Um dos temas mais complexos dos sistemas bi-representivos (ou seja, aqueles onde, além do Parlamento, também o Presidente da República é eleito pelo voto popular) onde o sistema de governo obedece à lógica parlamentar, como o nosso, tem a ver com o papel e a responsabilidade presidencial. Se o Presidente da República não governa, qual é a sua função no sistema de governo e qual é a sua responsabilidade política?
No nosso sistema de governo, tal como resulta da Constituição, especialmente desde a revisão constitucional de 1982, o Presidente não compartilha da função governamental, que pertence ao primeiro-ministro e ao seu governo, com base na sua maioria parlamentar. Das duas eleições, as parlamentares e as presidenciais, são as primeiras que servem para escolher os governos e as políticas. As eleições presidenciais não servem nem para substituir o governo nem para alterar ou rever as políticas do executivo em funções. Diferentemente do que sucede em França, onde a eleição de um presidente oriundo da oposição acarreta normalmente uma mudança de governo, mediante a convocação imediata de eleições parlamentares que costumam trazer uma maioria parlamentar condizente com a "maioria presidencial", entre nós existe uma clara separação entre a função das duas eleições. As eleições presidenciais não criam nenhuma maioria presidencial alternativa à maioria parlamentar existente, nem afectam a subsistência desta nem a do Governo. Em Portugal, o primeiro-ministro pode sempre dizer, com inteira razão, que o desfecho das eleições presidenciais não afecta nem o programa do governo nem a sua orientação.
Ainda ao contrário do que sucede em França, o Presidente da República não pode provocar a demissão do primeiro-ministro por razões de perda de confiança política, visto que o primeiro-ministro só depende da confiança política da Assembleia da República. Também não preside ao Conselho de Ministros nem pode dar ordens nem instruções, nem sequer fazer recomendações ao primeiro-ministro. Os tão propalados (por um dos candidatos presidenciais) "poderes positivos" do inquilino de Belém não passam do poder genérico de sugestão ou de aconselhamento sem nenhuma natureza vinculativa ou impositiva, não podendo adiantar soluções concretas, pois os poderes presidenciais não incluem uma faculdade de definição de soluções de governo. A ideia de o Presidente fazer sugestões de legislação, como propõe um dos candidatos, é totalmente descabida e abusiva, se com isso se quer dizer mais do que chamar a atenção para algum problema que careça de solução legislativa e se queira significar mesmo a apresentação de concretas soluções legislativas. A função legislativa não cabe ao Presidente. Ele pode vetar leis (seu principal poder "negativo" de controlo), mas não pode fazê-las, nem propô-las, nem sequer recomendar ou sugerir concretas propostas de lei.

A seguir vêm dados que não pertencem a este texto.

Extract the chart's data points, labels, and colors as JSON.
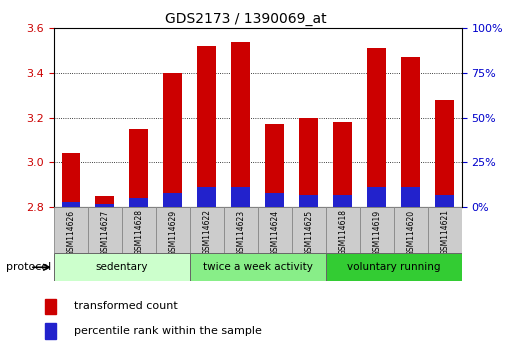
{
  "title": "GDS2173 / 1390069_at",
  "samples": [
    "GSM114626",
    "GSM114627",
    "GSM114628",
    "GSM114629",
    "GSM114622",
    "GSM114623",
    "GSM114624",
    "GSM114625",
    "GSM114618",
    "GSM114619",
    "GSM114620",
    "GSM114621"
  ],
  "transformed_count": [
    3.04,
    2.85,
    3.15,
    3.4,
    3.52,
    3.54,
    3.17,
    3.2,
    3.18,
    3.51,
    3.47,
    3.28
  ],
  "percentile_rank_pct": [
    3,
    2,
    5,
    8,
    11,
    11,
    8,
    7,
    7,
    11,
    11,
    7
  ],
  "y_min": 2.8,
  "y_max": 3.6,
  "y_ticks": [
    2.8,
    3.0,
    3.2,
    3.4,
    3.6
  ],
  "right_y_ticks": [
    0,
    25,
    50,
    75,
    100
  ],
  "right_y_tick_labels": [
    "0%",
    "25%",
    "50%",
    "75%",
    "100%"
  ],
  "bar_color_red": "#cc0000",
  "bar_color_blue": "#2222cc",
  "groups": [
    {
      "label": "sedentary",
      "start": 0,
      "end": 4,
      "color": "#ccffcc"
    },
    {
      "label": "twice a week activity",
      "start": 4,
      "end": 8,
      "color": "#88ee88"
    },
    {
      "label": "voluntary running",
      "start": 8,
      "end": 12,
      "color": "#33cc33"
    }
  ],
  "protocol_label": "protocol",
  "legend_items": [
    {
      "label": "transformed count",
      "color": "#cc0000"
    },
    {
      "label": "percentile rank within the sample",
      "color": "#2222cc"
    }
  ],
  "left_axis_color": "#cc0000",
  "right_axis_color": "#0000cc",
  "bar_width": 0.55,
  "base_value": 2.8,
  "grid_lines": [
    3.0,
    3.2,
    3.4
  ]
}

Não quer isto dizer que seja despiciendo o papel do Presidente da República. Para além da sua importante função representativa, como chefe do Estado, símbolo da colectividade nacional e da identidade nacional perante os próprios cidadãos e perante o exterior, cabem ao Presidente mais duas importantes tarefas. A primeira consiste em defender e promover os valores constitucionais, que por definição são suprapartidários e compartilhados pelo governo e pelas oposições, nomeadamente a paz internacional, a unidade e independência nacionais, a coesão social e territorial, a descentralização e a desconcentração da administração, a língua portuguesa, a igualdade social e em especial entre homens e mulheres, o ambiente e o património cultural, a integração europeia, etc. A terceira tarefa consiste no poder regulador, moderador e arbitral do sistema, impedindo os excessos da maioria governamental (sobretudo com o poder de veto legislativo), garantindo os direitos da oposição, dando voz a todos os grupos e minorias relevantes e, enfim, recorrendo a medidas mais críticas, como a convocação de eleições antecipadas, com eventual mudança de governo, quando as circunstâncias o justifiquem.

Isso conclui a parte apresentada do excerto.